ガソリンスタンドでも、ファンベルトの交換をしてもらえる場合はありますが、パーツがないと対応してもらえないのであまり期待しない方が良いでしょう。
自分で交換する
最も安価に修理をすることができる方法ですが、ファンベルトの交換は専門的な知識が必要になるので、日頃から車の修理など自分で行っていない方は難しいかもしれません。
また、自分で交換をした場合には、安全性の保証に欠けるので自信がない場合には整備工場やディーラーにお願いするのが良いでしょう。
ファンベルトを交換する費用相場
ファンベルトを交換する際の費用は、対象の車の車種により費用が異なります。
一般的な修理の費用相場は、以下のような金額になります。
ファンベルトを交換する費用と工賃
ファンベルトを交換する費用と工賃は、以下のようになります。
車種 | ファンベルト代金 | 工賃 | 費用合計 |
---|---|---|---|
軽自動車 | 3,000円〜5,000円 | 5,000円〜 | 8,000円〜10,000円 |
中型車(普通自動車) | 4,000円〜6,000円 | 5,000円〜 | 9,000円〜11,000円 |
大型車 | 6,000円〜8,000円 | 6,000円〜 | 12,000円〜14,000円 |
ファンベルトを点検して状況を確認した中で、ベルトを交換するまでもない状態の場合は調整を行って対処します。
調整はファンベルトの張り具合を微調整するので、非常に難易度の高い作業になります。
交換同様に正しい知識がない場合には、自分で調整するのは危険を伴うのでやめましょう。
実際に調整する際の費用としては、軽自動車で2,500円程度、中型車(普通車)で3,000円程度、大型車で3,500円程度の費用が発生します。
まとめ
キュルキュル音の原因であるファンベルトに関してや、ファンベルトを交換する時期、修理方法や費用相場を解説しました。
ファンベルトは比較的長持ちするパーツですが、消耗品なので定期的に劣化していないか確認をしないと急に不具合を生じることになります。
ファンベルトが切れてしまうと、前述のように様々な不具合が発生し安全に走行できない状態になります。
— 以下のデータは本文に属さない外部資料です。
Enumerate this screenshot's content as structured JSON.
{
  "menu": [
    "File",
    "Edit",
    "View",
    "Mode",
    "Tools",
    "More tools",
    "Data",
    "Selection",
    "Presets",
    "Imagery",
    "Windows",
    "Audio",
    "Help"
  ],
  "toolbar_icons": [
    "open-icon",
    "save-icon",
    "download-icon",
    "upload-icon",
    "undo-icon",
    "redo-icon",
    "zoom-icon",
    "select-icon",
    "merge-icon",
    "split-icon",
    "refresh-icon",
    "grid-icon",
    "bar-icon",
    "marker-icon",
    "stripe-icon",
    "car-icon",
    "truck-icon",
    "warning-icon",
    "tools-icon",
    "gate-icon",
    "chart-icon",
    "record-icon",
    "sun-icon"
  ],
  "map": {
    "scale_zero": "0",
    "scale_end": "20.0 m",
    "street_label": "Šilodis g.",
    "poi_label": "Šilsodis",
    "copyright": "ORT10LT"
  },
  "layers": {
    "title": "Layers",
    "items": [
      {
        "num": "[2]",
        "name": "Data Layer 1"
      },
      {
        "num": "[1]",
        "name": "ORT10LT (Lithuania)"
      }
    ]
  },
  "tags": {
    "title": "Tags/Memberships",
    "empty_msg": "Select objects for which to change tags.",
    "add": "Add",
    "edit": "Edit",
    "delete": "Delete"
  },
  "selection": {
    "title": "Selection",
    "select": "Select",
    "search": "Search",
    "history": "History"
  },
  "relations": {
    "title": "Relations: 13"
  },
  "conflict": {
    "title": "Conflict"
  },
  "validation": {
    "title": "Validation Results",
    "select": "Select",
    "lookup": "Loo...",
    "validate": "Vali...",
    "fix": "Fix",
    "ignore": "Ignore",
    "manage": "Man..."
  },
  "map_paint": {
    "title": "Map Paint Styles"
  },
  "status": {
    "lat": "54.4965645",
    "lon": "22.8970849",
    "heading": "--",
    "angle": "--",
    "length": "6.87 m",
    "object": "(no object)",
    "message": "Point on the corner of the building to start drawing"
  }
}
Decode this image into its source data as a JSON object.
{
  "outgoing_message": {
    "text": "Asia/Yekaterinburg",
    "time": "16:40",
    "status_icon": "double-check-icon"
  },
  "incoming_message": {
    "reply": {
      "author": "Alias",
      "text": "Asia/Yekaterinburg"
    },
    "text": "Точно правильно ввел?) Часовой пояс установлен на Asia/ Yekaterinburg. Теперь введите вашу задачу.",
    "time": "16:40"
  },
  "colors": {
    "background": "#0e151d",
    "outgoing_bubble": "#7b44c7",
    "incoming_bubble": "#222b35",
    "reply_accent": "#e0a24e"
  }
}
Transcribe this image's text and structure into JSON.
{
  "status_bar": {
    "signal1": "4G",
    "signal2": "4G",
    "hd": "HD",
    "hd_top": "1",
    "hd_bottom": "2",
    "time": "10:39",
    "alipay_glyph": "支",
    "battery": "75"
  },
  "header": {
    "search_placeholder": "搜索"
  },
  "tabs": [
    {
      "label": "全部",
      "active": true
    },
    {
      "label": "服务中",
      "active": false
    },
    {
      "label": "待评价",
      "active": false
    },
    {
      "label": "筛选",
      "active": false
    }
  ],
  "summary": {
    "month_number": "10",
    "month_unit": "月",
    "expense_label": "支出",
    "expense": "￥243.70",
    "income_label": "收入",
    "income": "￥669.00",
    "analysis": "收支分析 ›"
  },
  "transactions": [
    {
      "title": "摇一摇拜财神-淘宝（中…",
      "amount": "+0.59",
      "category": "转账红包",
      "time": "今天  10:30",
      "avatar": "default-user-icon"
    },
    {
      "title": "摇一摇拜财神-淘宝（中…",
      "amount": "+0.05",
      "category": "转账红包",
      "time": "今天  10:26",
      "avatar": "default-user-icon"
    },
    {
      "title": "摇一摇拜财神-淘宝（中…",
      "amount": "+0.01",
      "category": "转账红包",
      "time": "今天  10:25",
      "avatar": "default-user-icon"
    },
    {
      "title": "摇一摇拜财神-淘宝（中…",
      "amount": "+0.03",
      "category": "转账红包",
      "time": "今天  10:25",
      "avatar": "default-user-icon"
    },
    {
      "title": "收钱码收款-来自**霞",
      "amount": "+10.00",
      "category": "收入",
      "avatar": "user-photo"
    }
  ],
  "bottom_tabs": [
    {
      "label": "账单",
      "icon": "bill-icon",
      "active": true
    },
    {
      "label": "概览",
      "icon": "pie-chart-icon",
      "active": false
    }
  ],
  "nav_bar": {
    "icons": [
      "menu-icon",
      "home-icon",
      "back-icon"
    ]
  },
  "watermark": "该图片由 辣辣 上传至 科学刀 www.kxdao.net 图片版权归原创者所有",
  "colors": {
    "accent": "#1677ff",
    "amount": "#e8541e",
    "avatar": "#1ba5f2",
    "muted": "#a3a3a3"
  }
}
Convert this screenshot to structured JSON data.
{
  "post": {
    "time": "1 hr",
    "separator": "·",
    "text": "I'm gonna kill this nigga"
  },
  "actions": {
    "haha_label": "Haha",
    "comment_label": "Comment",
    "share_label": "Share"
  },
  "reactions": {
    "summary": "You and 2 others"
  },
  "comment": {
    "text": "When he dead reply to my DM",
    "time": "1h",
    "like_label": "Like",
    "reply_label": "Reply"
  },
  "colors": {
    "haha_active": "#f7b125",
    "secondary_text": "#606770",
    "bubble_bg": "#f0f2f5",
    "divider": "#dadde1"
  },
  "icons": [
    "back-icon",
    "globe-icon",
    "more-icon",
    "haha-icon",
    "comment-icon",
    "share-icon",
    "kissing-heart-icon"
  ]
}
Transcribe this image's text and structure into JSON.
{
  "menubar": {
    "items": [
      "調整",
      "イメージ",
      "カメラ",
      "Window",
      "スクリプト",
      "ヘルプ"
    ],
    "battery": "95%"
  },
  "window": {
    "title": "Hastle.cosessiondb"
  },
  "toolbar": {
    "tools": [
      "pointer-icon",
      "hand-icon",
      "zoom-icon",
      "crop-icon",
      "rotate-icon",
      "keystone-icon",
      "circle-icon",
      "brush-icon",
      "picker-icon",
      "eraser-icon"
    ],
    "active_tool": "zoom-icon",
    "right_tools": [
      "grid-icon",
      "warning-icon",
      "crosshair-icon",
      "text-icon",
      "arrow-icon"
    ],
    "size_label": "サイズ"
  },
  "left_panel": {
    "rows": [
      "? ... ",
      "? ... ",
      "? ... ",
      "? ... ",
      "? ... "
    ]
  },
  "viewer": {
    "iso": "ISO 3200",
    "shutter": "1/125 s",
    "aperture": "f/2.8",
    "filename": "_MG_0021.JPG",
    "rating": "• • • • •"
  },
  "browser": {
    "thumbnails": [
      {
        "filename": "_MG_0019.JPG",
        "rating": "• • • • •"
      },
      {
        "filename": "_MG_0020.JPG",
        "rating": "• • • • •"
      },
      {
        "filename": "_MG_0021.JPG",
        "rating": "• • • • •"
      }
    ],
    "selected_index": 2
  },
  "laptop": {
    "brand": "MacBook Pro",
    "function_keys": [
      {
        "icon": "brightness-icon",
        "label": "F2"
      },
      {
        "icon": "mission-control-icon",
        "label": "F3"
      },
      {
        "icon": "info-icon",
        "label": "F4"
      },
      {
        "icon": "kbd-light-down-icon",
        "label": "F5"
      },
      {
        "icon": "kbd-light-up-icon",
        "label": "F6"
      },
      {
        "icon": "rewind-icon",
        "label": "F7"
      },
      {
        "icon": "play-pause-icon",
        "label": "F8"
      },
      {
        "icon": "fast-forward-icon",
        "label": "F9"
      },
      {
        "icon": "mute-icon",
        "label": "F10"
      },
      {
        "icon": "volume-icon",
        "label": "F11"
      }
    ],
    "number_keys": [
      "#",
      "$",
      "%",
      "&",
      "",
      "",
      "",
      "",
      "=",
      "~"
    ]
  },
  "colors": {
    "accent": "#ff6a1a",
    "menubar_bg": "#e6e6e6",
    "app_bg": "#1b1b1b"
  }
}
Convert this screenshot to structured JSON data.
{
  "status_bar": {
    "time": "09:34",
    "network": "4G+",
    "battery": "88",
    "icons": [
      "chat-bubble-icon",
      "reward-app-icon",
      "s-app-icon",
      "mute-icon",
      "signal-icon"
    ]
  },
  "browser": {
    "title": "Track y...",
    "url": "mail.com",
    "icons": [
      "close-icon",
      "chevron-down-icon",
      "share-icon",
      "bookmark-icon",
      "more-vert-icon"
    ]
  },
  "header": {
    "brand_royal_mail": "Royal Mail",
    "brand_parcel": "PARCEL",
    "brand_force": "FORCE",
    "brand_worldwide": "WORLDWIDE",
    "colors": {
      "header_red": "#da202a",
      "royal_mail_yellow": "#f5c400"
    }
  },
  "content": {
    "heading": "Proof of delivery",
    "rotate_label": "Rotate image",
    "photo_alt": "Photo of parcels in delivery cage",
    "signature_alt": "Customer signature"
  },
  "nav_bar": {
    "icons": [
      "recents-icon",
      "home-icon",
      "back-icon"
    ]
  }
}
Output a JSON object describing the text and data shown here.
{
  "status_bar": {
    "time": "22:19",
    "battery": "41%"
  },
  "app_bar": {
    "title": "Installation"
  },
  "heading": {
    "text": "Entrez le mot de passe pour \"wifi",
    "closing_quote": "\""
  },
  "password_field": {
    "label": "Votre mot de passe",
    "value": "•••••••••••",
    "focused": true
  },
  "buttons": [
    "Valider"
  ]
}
キュルキュルといった音がファンベルトの劣化のサインになるので、ベルトが鳴く音がした際には一度メンテナンスを行う必要があると認識しておきましょう。
修理する際には、ディーラーでの修理が安心ですが費用的には比較的高いコストになります。
安価に抑えたい場合には、日頃からメンテナンスをお願いしている街の板金塗装業者など、安心できる整備工場に依頼することで安価で修理をしてもらえます。
不具合に気づいたら、まずは相談や見積もり依頼をして修理の必要があるのか確認すると安心です。